Shorter descriptions cost fewer tokens and are easier for agents to parse. Every sentence should earn its place.

Completeness2/5

Given the tool's complexity, does the description cover enough for an agent to succeed on first attempt?

Given the tool's complexity (7 parameters, mutation operation, no output schema, and no annotations), the description is incomplete. It doesn't explain the return values, error handling, or behavioral nuances like how 'relationships' are enforced or what happens on duplicate IDs. For a save operation with rich parameters, more context is needed.

Complex tools with many parameters or behaviors need more documentation. Simple tools need less. This dimension scales expectations accordingly.

Parameters3/5

Does the description clarify parameter syntax, constraints, interactions, or defaults beyond what the schema provides?

Schema description coverage is 100%, so the schema already documents all 7 parameters thoroughly. The description adds no additional meaning beyond implying relationships via 'parentContextId' and 'references', which is already clear from the schema.
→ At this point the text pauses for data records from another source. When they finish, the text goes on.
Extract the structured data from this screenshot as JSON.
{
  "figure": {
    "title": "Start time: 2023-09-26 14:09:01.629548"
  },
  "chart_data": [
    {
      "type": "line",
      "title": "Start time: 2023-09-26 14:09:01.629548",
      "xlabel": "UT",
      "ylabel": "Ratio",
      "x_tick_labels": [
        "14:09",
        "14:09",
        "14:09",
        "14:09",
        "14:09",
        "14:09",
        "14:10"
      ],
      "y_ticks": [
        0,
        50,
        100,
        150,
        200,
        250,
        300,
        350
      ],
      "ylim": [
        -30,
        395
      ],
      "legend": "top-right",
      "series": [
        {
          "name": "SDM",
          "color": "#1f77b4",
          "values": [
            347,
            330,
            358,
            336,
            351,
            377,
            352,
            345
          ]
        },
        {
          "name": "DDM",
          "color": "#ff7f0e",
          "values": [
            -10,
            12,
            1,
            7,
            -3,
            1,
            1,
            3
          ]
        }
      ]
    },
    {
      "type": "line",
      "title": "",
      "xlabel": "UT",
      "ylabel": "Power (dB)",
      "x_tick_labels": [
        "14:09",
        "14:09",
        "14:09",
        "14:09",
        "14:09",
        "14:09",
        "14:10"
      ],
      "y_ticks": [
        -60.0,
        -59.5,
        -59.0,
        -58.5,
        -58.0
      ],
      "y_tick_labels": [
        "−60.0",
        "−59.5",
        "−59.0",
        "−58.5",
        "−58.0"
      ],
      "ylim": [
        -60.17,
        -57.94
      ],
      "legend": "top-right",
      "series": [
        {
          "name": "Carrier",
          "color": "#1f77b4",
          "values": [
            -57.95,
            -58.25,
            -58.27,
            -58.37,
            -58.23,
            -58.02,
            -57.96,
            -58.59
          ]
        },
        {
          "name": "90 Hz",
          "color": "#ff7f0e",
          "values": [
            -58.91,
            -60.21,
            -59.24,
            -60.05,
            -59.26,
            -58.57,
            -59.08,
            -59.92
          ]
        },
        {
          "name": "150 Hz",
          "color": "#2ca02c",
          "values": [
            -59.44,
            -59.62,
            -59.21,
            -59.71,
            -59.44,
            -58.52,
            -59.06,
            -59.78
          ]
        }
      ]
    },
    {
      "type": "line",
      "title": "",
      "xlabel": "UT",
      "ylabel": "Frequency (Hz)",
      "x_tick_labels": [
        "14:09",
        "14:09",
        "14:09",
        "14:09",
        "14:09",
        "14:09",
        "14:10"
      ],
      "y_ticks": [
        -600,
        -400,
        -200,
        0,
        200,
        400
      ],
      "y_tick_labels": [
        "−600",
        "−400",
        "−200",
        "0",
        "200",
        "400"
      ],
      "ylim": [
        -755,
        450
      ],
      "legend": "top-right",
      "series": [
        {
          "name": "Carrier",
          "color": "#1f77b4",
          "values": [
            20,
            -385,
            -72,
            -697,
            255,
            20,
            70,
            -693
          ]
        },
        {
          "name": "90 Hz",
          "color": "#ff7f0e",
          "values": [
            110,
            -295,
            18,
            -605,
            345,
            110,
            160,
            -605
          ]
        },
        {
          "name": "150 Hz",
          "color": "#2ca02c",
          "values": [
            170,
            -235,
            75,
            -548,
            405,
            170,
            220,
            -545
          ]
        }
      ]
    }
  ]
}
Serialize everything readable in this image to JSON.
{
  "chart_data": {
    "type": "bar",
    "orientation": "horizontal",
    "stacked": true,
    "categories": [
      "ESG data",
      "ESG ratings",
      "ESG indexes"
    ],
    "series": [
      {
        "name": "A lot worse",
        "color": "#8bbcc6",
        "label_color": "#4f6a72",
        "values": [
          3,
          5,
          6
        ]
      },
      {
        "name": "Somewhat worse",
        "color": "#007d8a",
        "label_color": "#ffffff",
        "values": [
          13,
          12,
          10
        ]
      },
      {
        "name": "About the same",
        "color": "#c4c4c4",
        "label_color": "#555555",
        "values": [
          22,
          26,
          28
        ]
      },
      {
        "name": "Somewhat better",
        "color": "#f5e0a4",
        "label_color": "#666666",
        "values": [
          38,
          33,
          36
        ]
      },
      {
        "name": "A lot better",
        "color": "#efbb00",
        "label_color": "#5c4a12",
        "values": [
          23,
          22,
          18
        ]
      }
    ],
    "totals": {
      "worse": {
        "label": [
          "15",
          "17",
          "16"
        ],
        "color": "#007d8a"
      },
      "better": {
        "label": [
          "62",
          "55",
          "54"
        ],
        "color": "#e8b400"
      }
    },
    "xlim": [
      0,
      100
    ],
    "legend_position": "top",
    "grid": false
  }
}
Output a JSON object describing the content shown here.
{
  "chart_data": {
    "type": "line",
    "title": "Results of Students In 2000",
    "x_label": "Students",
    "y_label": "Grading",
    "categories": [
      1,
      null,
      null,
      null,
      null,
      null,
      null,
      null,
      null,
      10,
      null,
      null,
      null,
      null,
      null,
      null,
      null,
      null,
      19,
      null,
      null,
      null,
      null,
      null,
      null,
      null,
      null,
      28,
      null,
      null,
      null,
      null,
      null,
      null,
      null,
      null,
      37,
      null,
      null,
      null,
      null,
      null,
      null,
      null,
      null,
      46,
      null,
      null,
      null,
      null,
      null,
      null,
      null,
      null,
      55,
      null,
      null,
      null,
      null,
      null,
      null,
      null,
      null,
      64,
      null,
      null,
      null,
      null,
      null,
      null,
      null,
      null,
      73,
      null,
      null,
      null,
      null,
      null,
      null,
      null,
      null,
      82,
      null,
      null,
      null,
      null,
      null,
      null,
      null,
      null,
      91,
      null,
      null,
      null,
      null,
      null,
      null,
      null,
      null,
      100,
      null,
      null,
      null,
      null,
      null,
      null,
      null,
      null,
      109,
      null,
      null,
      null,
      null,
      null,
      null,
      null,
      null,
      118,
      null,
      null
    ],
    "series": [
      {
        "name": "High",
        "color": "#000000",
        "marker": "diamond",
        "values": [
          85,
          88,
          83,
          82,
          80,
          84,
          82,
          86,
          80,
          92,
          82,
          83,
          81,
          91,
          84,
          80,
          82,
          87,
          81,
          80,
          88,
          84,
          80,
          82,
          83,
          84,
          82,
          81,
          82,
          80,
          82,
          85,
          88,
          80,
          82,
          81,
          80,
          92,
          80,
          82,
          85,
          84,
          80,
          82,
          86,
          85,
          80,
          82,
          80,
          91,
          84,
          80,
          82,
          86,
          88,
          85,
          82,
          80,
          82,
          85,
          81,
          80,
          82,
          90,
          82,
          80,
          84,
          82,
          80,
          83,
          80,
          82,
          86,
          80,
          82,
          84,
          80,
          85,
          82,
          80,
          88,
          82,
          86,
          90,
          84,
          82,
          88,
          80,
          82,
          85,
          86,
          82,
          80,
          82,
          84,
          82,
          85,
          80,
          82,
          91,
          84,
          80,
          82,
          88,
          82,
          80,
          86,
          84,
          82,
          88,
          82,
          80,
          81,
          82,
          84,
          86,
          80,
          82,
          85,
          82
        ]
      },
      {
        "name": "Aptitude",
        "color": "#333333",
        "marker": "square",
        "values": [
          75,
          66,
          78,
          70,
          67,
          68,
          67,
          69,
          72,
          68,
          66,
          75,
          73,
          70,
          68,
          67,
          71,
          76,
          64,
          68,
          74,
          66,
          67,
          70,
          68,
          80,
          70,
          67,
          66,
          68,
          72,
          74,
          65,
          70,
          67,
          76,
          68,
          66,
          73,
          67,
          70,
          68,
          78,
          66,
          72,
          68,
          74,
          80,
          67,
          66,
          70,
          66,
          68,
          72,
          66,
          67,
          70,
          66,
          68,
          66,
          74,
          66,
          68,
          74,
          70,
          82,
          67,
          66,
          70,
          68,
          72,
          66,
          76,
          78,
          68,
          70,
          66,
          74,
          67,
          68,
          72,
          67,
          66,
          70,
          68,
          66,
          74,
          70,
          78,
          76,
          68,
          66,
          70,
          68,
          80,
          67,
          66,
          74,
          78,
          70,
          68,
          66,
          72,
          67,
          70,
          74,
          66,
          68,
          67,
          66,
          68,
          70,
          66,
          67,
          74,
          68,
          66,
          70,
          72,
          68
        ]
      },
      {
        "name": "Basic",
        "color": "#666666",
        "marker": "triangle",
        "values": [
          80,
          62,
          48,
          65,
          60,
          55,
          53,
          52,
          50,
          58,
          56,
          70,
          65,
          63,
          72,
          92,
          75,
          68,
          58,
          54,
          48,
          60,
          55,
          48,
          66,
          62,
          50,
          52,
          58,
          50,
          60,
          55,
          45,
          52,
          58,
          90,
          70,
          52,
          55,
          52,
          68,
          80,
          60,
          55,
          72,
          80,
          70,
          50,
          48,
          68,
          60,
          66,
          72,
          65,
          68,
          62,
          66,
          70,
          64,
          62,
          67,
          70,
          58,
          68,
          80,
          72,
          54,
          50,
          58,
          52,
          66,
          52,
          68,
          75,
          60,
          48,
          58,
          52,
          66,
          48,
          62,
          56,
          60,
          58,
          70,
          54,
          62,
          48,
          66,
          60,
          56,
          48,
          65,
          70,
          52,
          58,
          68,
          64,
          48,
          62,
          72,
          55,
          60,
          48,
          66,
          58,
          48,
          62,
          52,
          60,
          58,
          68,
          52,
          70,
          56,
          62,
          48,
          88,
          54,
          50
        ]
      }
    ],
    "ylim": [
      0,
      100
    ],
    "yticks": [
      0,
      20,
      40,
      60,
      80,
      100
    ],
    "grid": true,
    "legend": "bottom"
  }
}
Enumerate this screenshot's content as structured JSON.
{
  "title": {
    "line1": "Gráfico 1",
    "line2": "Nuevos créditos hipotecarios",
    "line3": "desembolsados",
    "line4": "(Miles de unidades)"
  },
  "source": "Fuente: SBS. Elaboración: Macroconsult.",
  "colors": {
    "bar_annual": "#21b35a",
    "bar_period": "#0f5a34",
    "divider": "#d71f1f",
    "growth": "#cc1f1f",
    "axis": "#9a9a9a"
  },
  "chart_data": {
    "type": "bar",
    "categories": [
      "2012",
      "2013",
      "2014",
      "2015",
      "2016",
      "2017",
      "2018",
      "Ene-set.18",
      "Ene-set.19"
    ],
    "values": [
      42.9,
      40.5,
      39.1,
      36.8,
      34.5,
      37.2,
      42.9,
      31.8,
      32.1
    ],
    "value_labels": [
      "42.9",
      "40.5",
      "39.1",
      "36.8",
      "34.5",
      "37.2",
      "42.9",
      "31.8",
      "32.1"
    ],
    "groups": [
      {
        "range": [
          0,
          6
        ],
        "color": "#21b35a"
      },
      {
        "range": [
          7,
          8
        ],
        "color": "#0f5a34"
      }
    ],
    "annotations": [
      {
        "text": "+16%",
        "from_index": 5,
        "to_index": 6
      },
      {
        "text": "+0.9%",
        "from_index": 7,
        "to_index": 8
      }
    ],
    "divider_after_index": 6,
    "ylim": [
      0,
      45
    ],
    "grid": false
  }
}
With high schema coverage, the baseline is 3, and the description doesn't compensate with extra insights.

Input schemas describe structure but not intent. Descriptions should explain non-obvious parameter relationships and valid value ranges.

Purpose4/5

Does the description clearly state what the tool does and how it differs from similar tools?

The description clearly states the action ('save') and resource ('project-specific context with relationships'), which is specific and actionable. It distinguishes from sibling 'save_conversation_context' by specifying 'project-specific' context, though it doesn't explicitly differentiate from 'get_context' or 'list_contexts' beyond the save vs. get/list distinction.

Agents choose between tools based on descriptions. A clear purpose with a specific verb and resource helps agents select the right tool.

Usage Guidelines2/5

Does the description explain when to use this tool, when not to, or what alternatives exist?

The description provides no guidance on when to use this tool versus alternatives like 'save_conversation_context' for conversation contexts or when to retrieve vs. save using 'get_context'/'list_contexts'. It lacks explicit when/when-not instructions or prerequisites, leaving usage context implied by the tool name alone.

Agents often have multiple tools that could apply. Explicit usage guidance like "use X instead of Y when Z" prevents misuse.